The Chicago Police Department appears to be backing down after a confrontation with its police union over new use of force policies.

A newly released draft of the relevant policy differs from a previous draft released in October in that it removes a requirement for "all other reasonable alternatives [to] have been exhausted" before officers would be permitted to initiate force, according to the Associated Press, which also reports that the Chicago Fraternal Order of Police (FOP) was concerned that the proposed policy was "too restrictive and would endanger officers who need to protect themselves in various situations."

The new draft stipulates, "The requirement that officers apply de-escalation principles does not mean officers must endanger themselves."

Chicagoist reports:

Dean Angelo, president of the police union, told Chicagoist that he supports the use-of-force changes and said they reflect the wishes and concerns of rank-and-file police officers who thought the previous language was potentially dangerous in its vagueness. "It's nice to see it trimmed down and [lose] some of the language we believe was not forwarded by police—[language that was] more about community or politics.
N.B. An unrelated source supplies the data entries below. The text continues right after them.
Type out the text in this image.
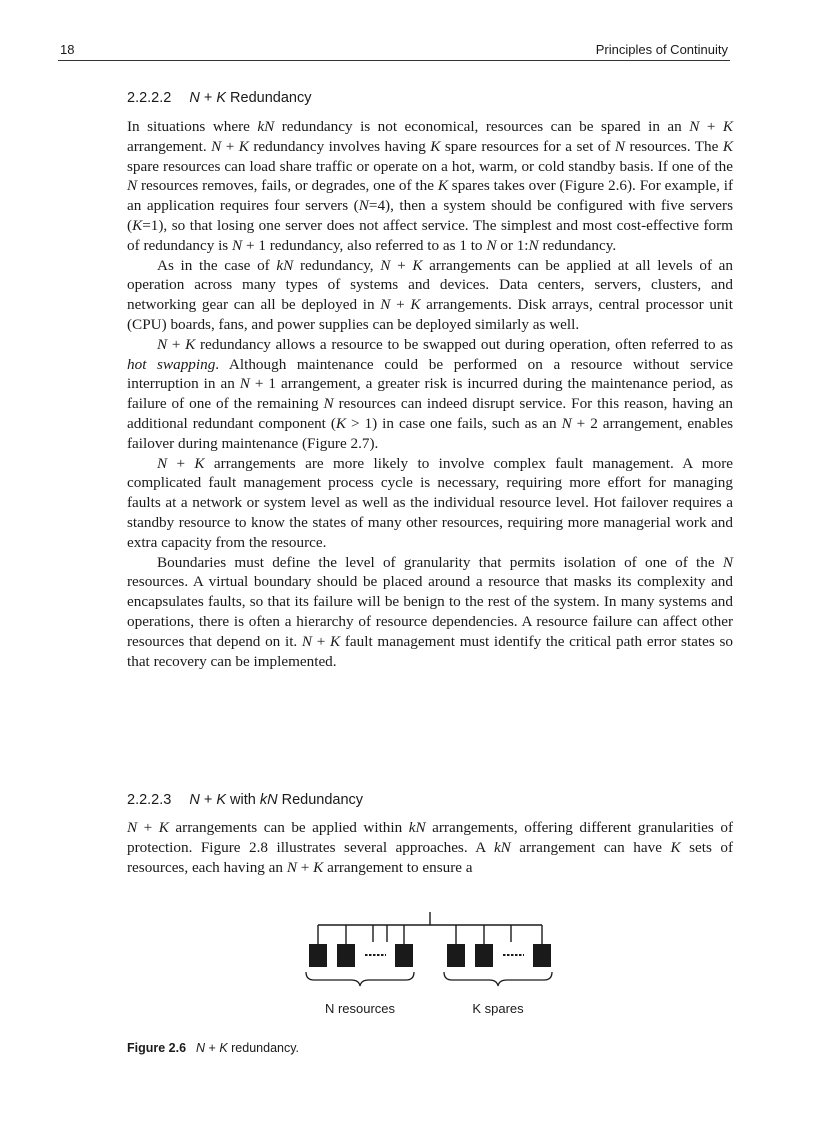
18	Principles of Continuity
2.2.2.2 N + K Redundancy

In situations where kN redundancy is not economical, resources can be spared in an N + K arrangement. N + K redundancy involves having K spare resources for a set of N resources. The K spare resources can load share traffic or operate on a hot, warm, or cold standby basis. If one of the N resources removes, fails, or degrades, one of the K spares takes over (Figure 2.6). For example, if an application requires four servers (N=4), then a system should be configured with five servers (K=1), so that losing one server does not affect service. The simplest and most cost-effective form of redundancy is N + 1 redundancy, also referred to as 1 to N or 1:N redundancy.

As in the case of kN redundancy, N + K arrangements can be applied at all levels of an operation across many types of systems and devices. Data centers, servers, clusters, and networking gear can all be deployed in N + K arrangements. Disk arrays, central processor unit (CPU) boards, fans, and power supplies can be deployed similarly as well.

N + K redundancy allows a resource to be swapped out during operation, often referred to as hot swapping. Although maintenance could be performed on a resource without service interruption in an N + 1 arrangement, a greater risk is incurred during the maintenance period, as failure of one of the remaining N resources can indeed disrupt service. For this reason, having an additional redundant component (K > 1) in case one fails, such as an N + 2 arrangement, enables failover during maintenance (Figure 2.7).

N + K arrangements are more likely to involve complex fault management. A more complicated fault management process cycle is necessary, requiring more effort for managing faults at a network or system level as well as the individual resource level. Hot failover requires a standby resource to know the states of many other resources, requiring more managerial work and extra capacity from the resource.

Boundaries must define the level of granularity that permits isolation of one of the N resources. A virtual boundary should be placed around a resource that masks its complexity and encapsulates faults, so that its failure will be benign to the rest of the system. In many systems and operations, there is often a hierarchy of resource dependencies. A resource failure can affect other resources that depend on it. N + K fault management must identify the critical path error states so that recovery can be implemented.

2.2.2.3 N + K with kN Redundancy

N + K arrangements can be applied within kN arrangements, offering different granularities of protection. Figure 2.8 illustrates several approaches. A kN arrangement can have K sets of resources, each having an N + K arrangement to ensure a

N resources	K spares
Figure 2.6 N + K redundancy.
And officers will have a little bit more idea about what they should or should not be doing."

"I need to make sure our officers go home," Angelo told Chicagoist. "I don't care what the activist says, or what the ACLU says. We know when to display and when to holster, and we're the best at determining those." Angelo said that he believes that previous language reflected external political pressure but declined to say what persons or groups may have been responsible in this specific instance.

Chiacgo's police union is notoriously intransigent when it comes to almost any meaningful reform measures or efforts to increase transparency. The FOP has filed lawsuits to keep police misconduct records from being made public, arguing that its officers would suffer "irreparable injury" and "public humiliation and loss of prestige in their employment" if such information were ever to be made available to the citizens they police. The Chicago FOP has also sued to keep information about the systemic torture and abuse conducted for two decades by officers under the command of now-imprisoned former Chicago PD commander Jon Burge from ever seeing the light of day.

On that front, the union ultimately failed, and the Chicago Police Torture Archive will be fully available online later this year.